Maybe the older Axumin scans weren’t so bad after all. Thanks, North, for sharing.
Phil
The crossover of aging. My Advanced Prostate Cancer is part of my aging process. I am 70+. The neurological cogs in my brain are in decline along with my prostate gland and entire body. Biological decline is good, it's natural. I'm learning to embrace it. The economics of my healthcare are beyond my control. I just know that the healthcare industry is earning their keep.
Proven science applies to statistics. I am not a statistic. Proven science dictates that the treatment plan I am on works in 85% of patients. Where does this leave the narrative of tailored approaches for each particular tumor? Dogma is applied because it affords industrialized care. Do I benefit from it? I really don't know, because the local dogma police doesn't allow me to discuss options or strategies.

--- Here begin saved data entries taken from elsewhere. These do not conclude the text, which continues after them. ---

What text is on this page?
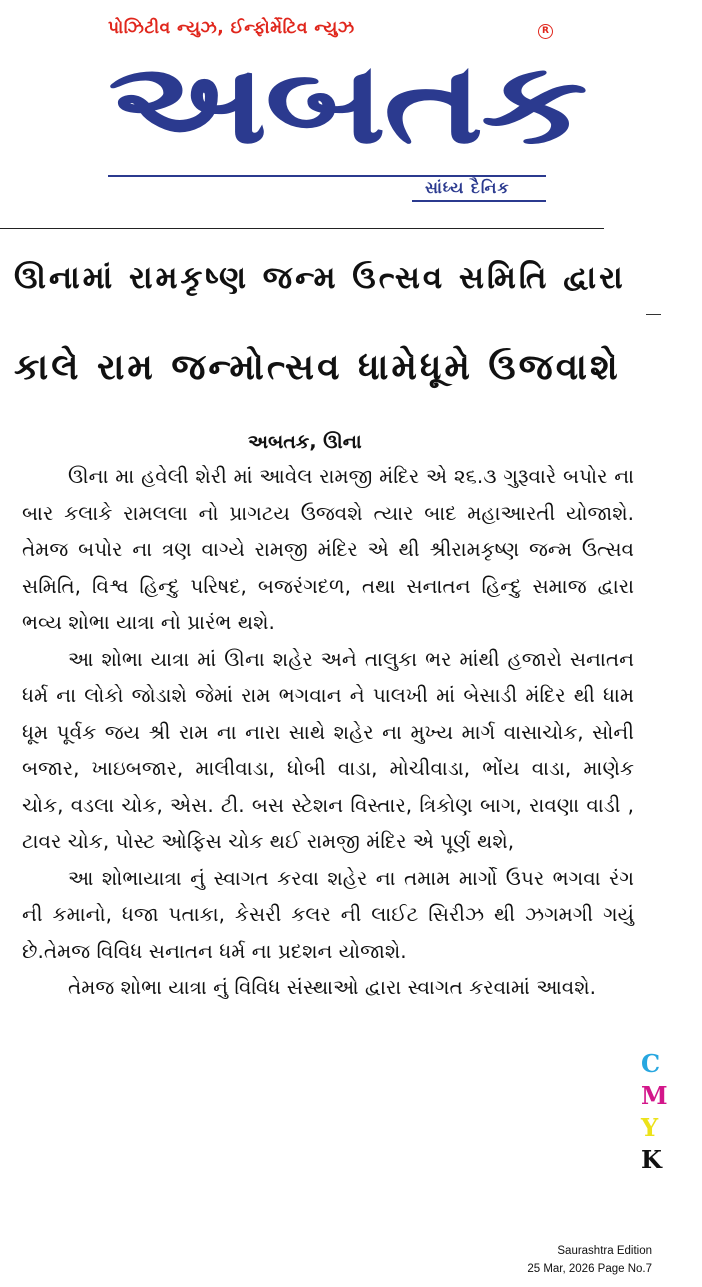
પોઝિટીવ ન્યુઝ, ઈન્ફોર્મેટિવ ન્યુઝ	R
અબતક
સાંધ્ય દૈનિક
ઊનામાં રામકૃષ્ણ જન્મ ઉત્સવ સમિતિ દ્વારા
કાલે રામ જન્મોત્સવ ધામેધૂમે ઉજવાશે
અબતક, ઊના

ઊના મા હવેલી શેરી માં આવેલ રામજી મંદિર એ ૨૬.૩ ગુરૂવારે બપોર ના બાર કલાકે રામલલા નો પ્રાગટય ઉજવશે ત્યાર બાદ મહાઆરતી યોજાશે. તેમજ બપોર ના ત્રણ વાગ્યે રામજી મંદિર એ થી શ્રીરામકૃષ્ણ જન્મ ઉત્સવ સમિતિ, વિશ્વ હિન્દુ પરિષદ, બજરંગદળ, તથા સનાતન હિન્દુ સમાજ દ્વારા ભવ્ય શોભા યાત્રા નો પ્રારંભ થશે.

આ શોભા યાત્રા માં ઊના શહેર અને તાલુકા ભર માંથી હજારો સનાતન ધર્મ ના લોકો જોડાશે જેમાં રામ ભગવાન ને પાલખી માં બેસાડી મંદિર થી ધામ ધૂમ પૂર્વક જય શ્રી રામ ના નારા સાથે શહેર ના મુખ્ય માર્ગ વાસાચોક, સોની બજાર, ખાઇબજાર, માલીવાડા, ધોબી વાડા, મોચીવાડા, ભોંય વાડા, માણેક ચોક, વડલા ચોક, એસ. ટી. બસ સ્ટેશન વિસ્તાર, ત્રિકોણ બાગ, રાવણા વાડી , ટાવર ચોક, પોસ્ટ ઓફિસ ચોક થઈ રામજી મંદિર એ પૂર્ણ થશે,

આ શોભાયાત્રા નું સ્વાગત કરવા શહેર ના તમામ માર્ગો ઉપર ભગવા રંગ ની કમાનો, ધજા પતાકા, કેસરી કલર ની લાઈટ સિરીઝ થી ઝગમગી ગયું છે.તેમજ વિવિધ સનાતન ધર્મ ના પ્રદશન યોજાશે.

તેમજ શોભા યાત્રા નું વિવિધ સંસ્થાઓ દ્વારા સ્વાગત કરવામાં આવશે.

C
M
Y
K
Saurashtra Edition
25 Mar, 2026 Page No.7
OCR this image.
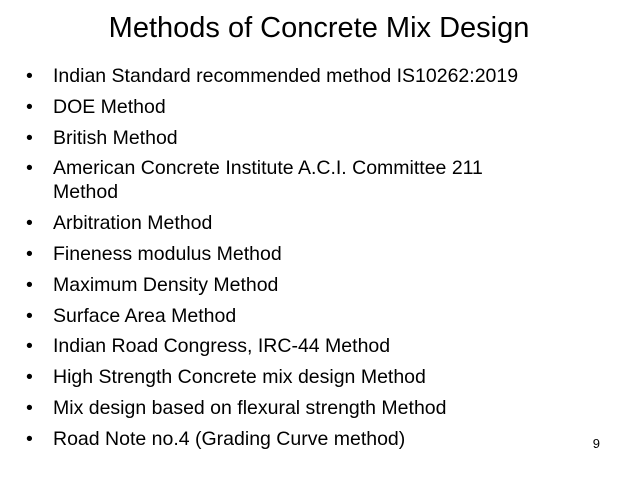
Methods of Concrete Mix Design
•	Indian Standard recommended method IS10262:2019
•	DOE Method
•	British Method
•	American Concrete Institute A.C.I. Committee 211 Method
•	Arbitration Method
•	Fineness modulus Method
•	Maximum Density Method
•	Surface Area Method
•	Indian Road Congress, IRC-44 Method
•	High Strength Concrete mix design Method
•	Mix design based on flexural strength Method
•	Road Note no.4 (Grading Curve method)	9
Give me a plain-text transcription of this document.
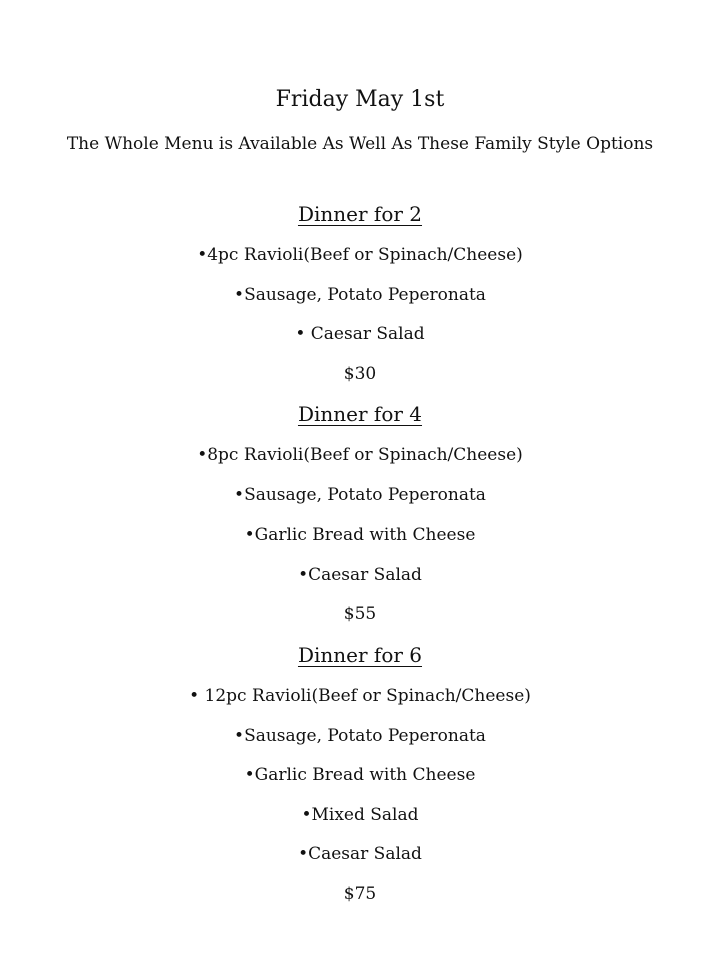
Friday May 1st
The Whole Menu is Available As Well As These Family Style Options
Dinner for 2
•4pc Ravioli(Beef or Spinach/Cheese)
•Sausage, Potato Peperonata
• Caesar Salad
$30
Dinner for 4
•8pc Ravioli(Beef or Spinach/Cheese)
•Sausage, Potato Peperonata
•Garlic Bread with Cheese
•Caesar Salad
$55
Dinner for 6
• 12pc Ravioli(Beef or Spinach/Cheese)
•Sausage, Potato Peperonata
•Garlic Bread with Cheese
•Mixed Salad
•Caesar Salad
$75
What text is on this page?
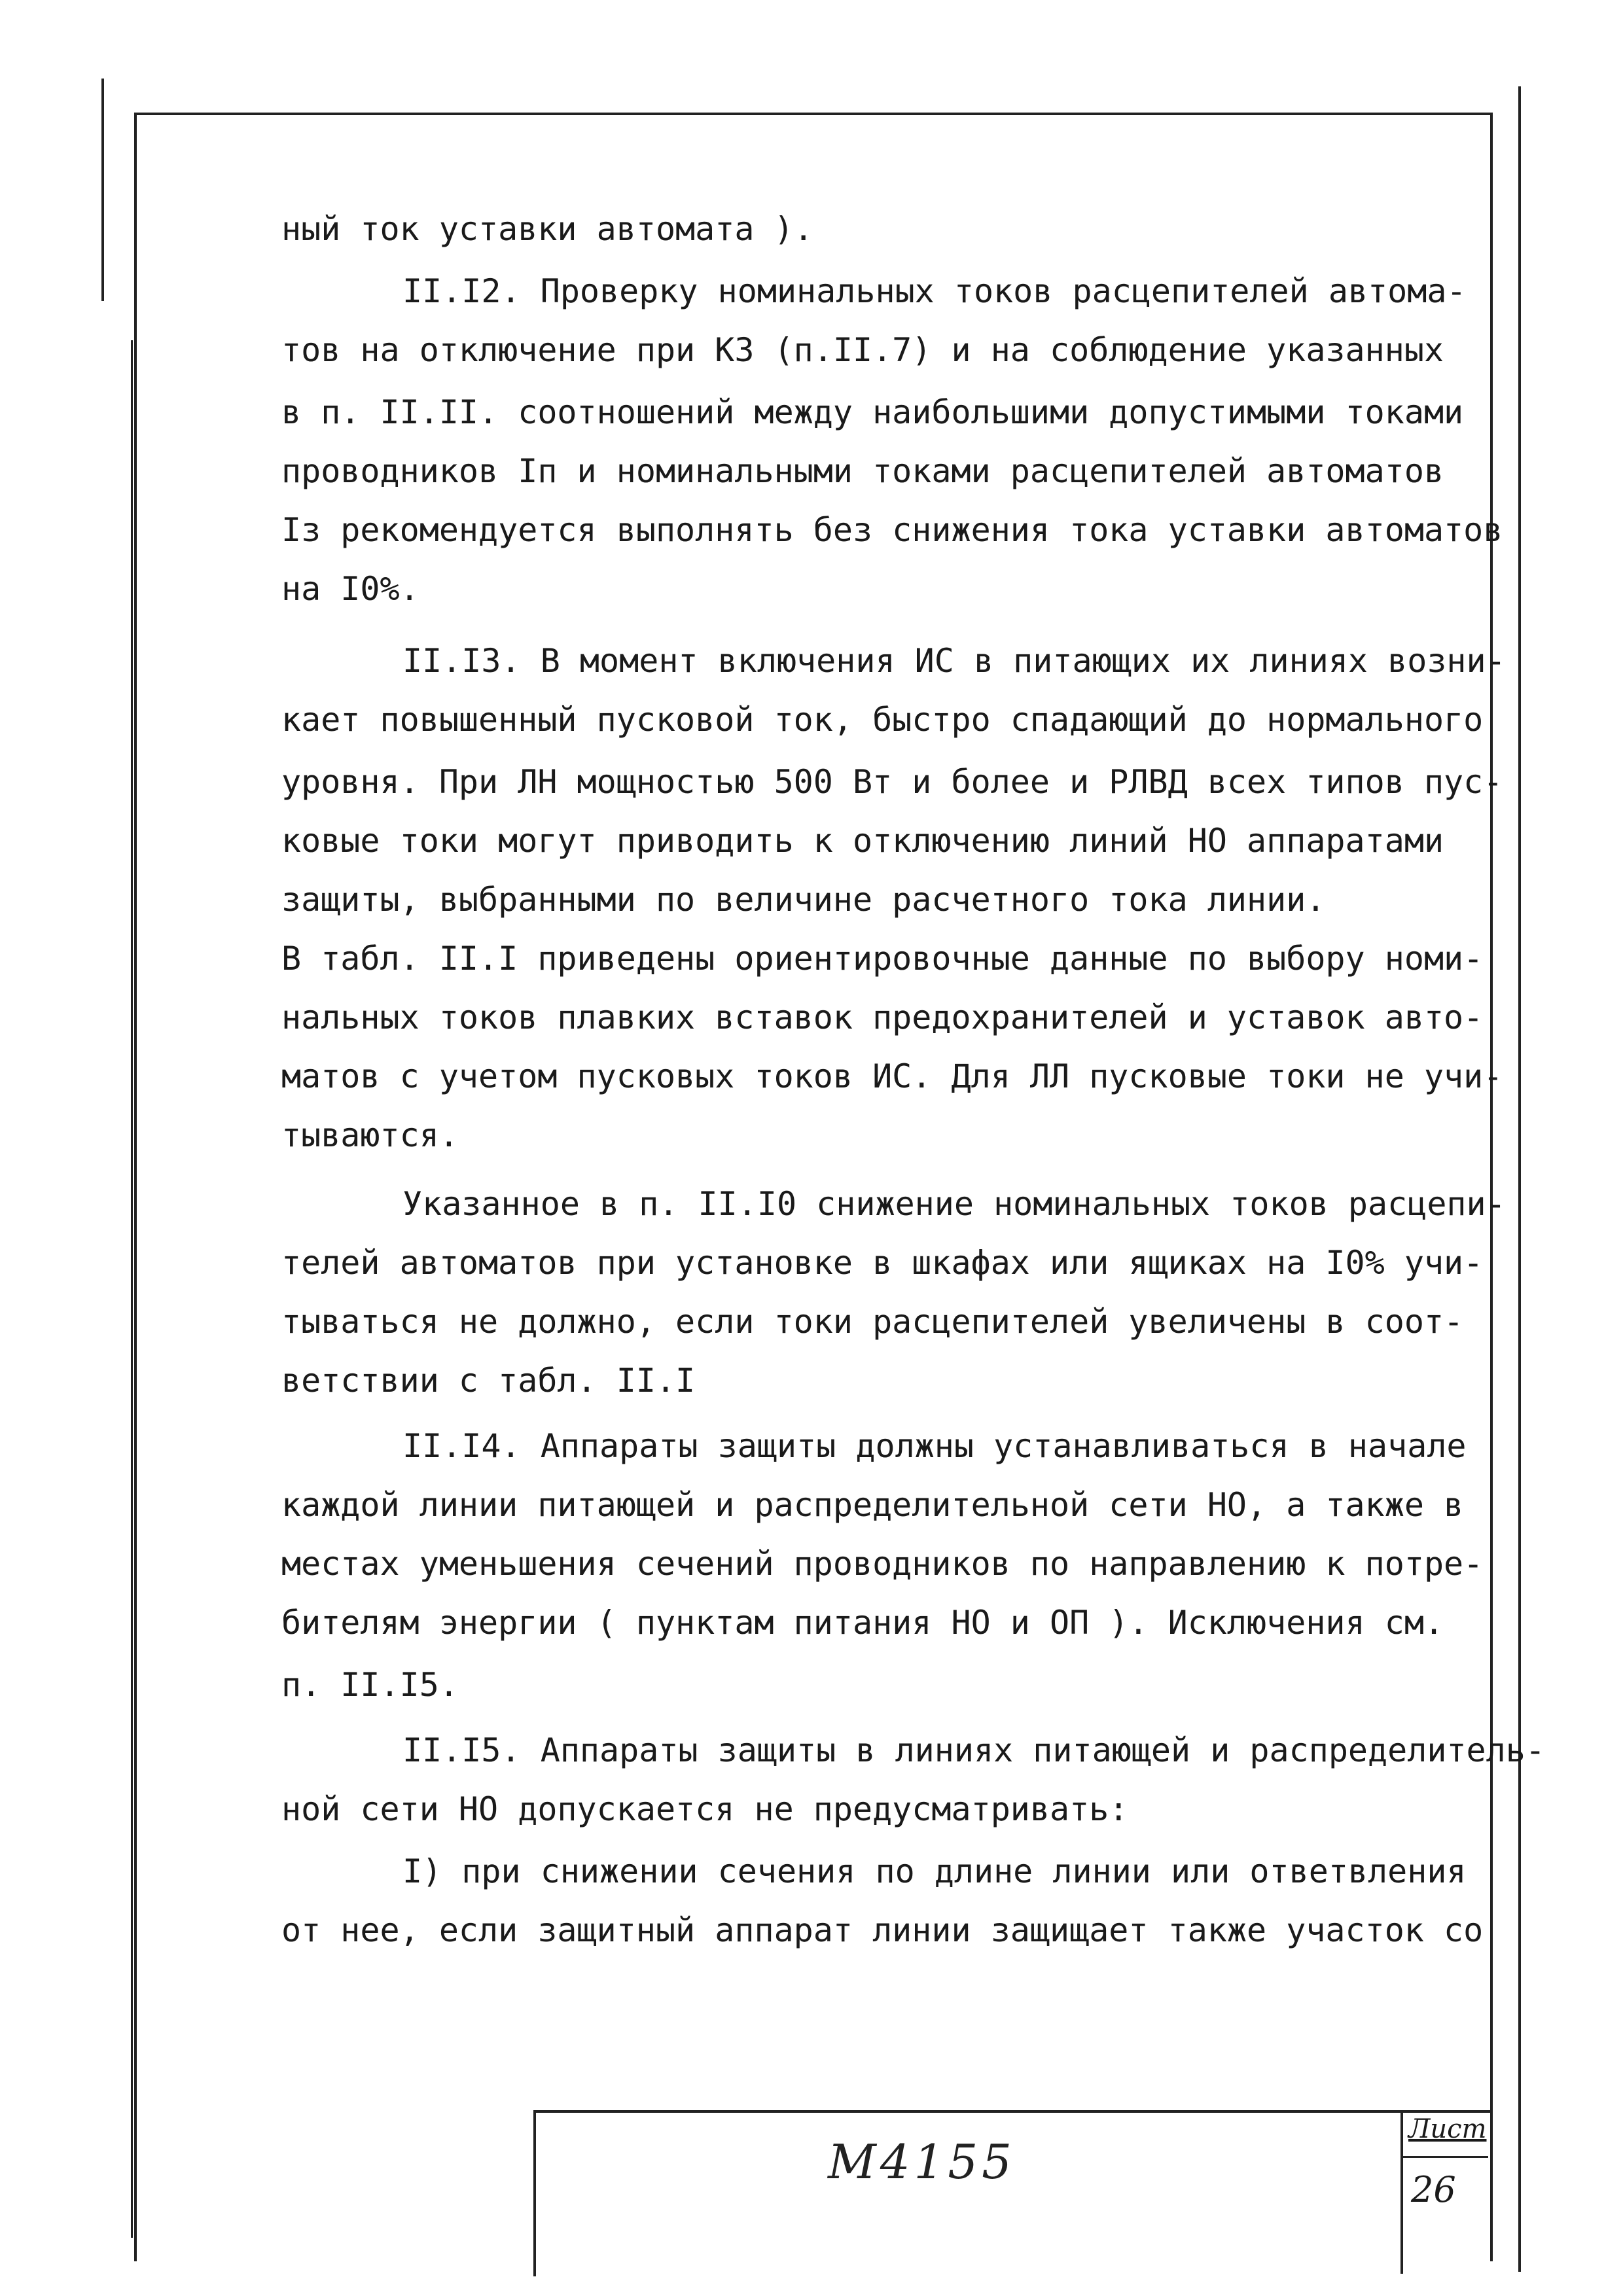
ный ток уставки автомата ).
II.I2. Проверку номинальных токов расцепителей автома-
тов на отключение при КЗ (п.II.7) и на соблюдение указанных
в п. II.II. соотношений между наибольшими допустимыми токами
проводников Iп и номинальными токами расцепителей автоматов
Iз рекомендуется выполнять без снижения тока уставки автоматов
на I0%.
II.I3. В момент включения ИС в питающих их линиях возни-
кает повышенный пусковой ток, быстро спадающий до нормального
уровня. При ЛН мощностью 500 Вт и более и РЛВД всех типов пус-
ковые токи могут приводить к отключению линий НО аппаратами
защиты, выбранными по величине расчетного тока линии.
В табл. II.I приведены ориентировочные данные по выбору номи-
нальных токов плавких вставок предохранителей и уставок авто-
матов с учетом пусковых токов ИС. Для ЛЛ пусковые токи не учи-
тываются.
Указанное в п. II.I0 снижение номинальных токов расцепи-
телей автоматов при установке в шкафах или ящиках на I0% учи-
тываться не должно, если токи расцепителей увеличены в соот-
ветствии с табл. II.I
II.I4. Аппараты защиты должны устанавливаться в начале
каждой линии питающей и распределительной сети НО, а также в
местах уменьшения сечений проводников по направлению к потре-
бителям энергии ( пунктам питания НО и ОП ). Исключения см.
п. II.I5.
II.I5. Аппараты защиты в линиях питающей и распределитель-
ной сети НО допускается не предусматривать:
I) при снижении сечения по длине линии или ответвления
от нее, если защитный аппарат линии защищает также участок со
М4155
Лист
26
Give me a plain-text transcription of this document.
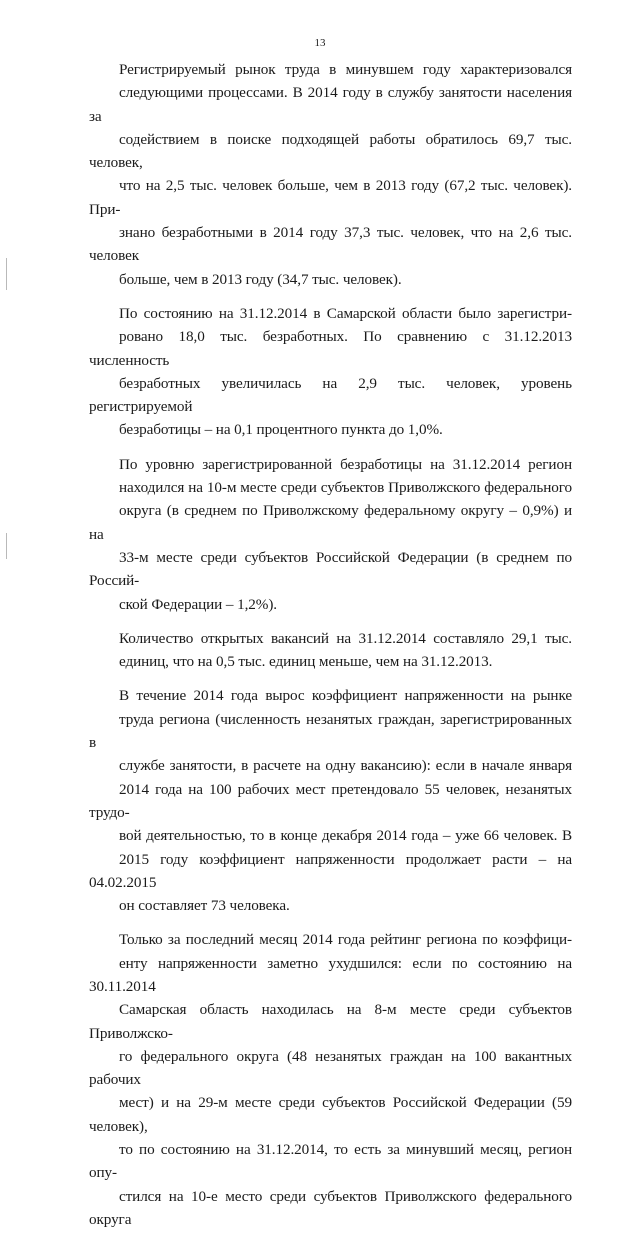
13

Регистрируемый рынок труда в минувшем году характеризовался
следующими процессами. В 2014 году в службу занятости населения за
содействием в поиске подходящей работы обратилось 69,7 тыс. человек,
что на 2,5 тыс. человек больше, чем в 2013 году (67,2 тыс. человек). При-
знано безработными в 2014 году 37,3 тыс. человек, что на 2,6 тыс. человек
больше, чем в 2013 году (34,7 тыс. человек).

По состоянию на 31.12.2014 в Самарской области было зарегистри-
ровано 18,0 тыс. безработных. По сравнению с 31.12.2013 численность
безработных увеличилась на 2,9 тыс. человек, уровень регистрируемой
безработицы – на 0,1 процентного пункта до 1,0%.

По уровню зарегистрированной безработицы на 31.12.2014 регион
находился на 10-м месте среди субъектов Приволжского федерального
округа (в среднем по Приволжскому федеральному округу – 0,9%) и на
33-м месте среди субъектов Российской Федерации (в среднем по Россий-
ской Федерации – 1,2%).

Количество открытых вакансий на 31.12.2014 составляло 29,1 тыс.
единиц, что на 0,5 тыс. единиц меньше, чем на 31.12.2013.

В течение 2014 года вырос коэффициент напряженности на рынке
труда региона (численность незанятых граждан, зарегистрированных в
службе занятости, в расчете на одну вакансию): если в начале января
2014 года на 100 рабочих мест претендовало 55 человек, незанятых трудо-
вой деятельностью, то в конце декабря 2014 года – уже 66 человек. В
2015 году коэффициент напряженности продолжает расти – на 04.02.2015
он составляет 73 человека.

Только за последний месяц 2014 года рейтинг региона по коэффици-
енту напряженности заметно ухудшился: если по состоянию на 30.11.2014
Самарская область находилась на 8-м месте среди субъектов Приволжско-
го федерального округа (48 незанятых граждан на 100 вакантных рабочих
мест) и на 29-м месте среди субъектов Российской Федерации (59 человек),
то по состоянию на 31.12.2014, то есть за минувший месяц, регион опу-
стился на 10-е место среди субъектов Приволжского федерального округа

All for the sake of Dogma, you understand... So I do not buy your argument
So what is the preferred treatment for your 15% of the PCa population in a perfect world?
Please tell me what I’m missing, because aside from the impression I get that your doctors are unfeeling, uncaring troglodytes, your treatment to my layman’s eye seems world class.
You didn’t have a PSMA, but that changes nothing since you’re on Firmagon - and your PSA dropped massively; you are obviously androgen sensitive.
You did not have genetic testing, but again, what could have been found that would change your treatment?? At least 3 members on this forum have had genetic testing revealing BRCA mutations; have any of them NOT had ADT?
None of your treatment has been rendered for the sake of Dogma; it’s been rendered for the sake of correct protocol, taking into consideration your poor risk profile for surgery.
As to the continuation of ADT for 18 months, that is still up to YOU, and your decision to make, no matter how mean and nasty your doctor speaks to you.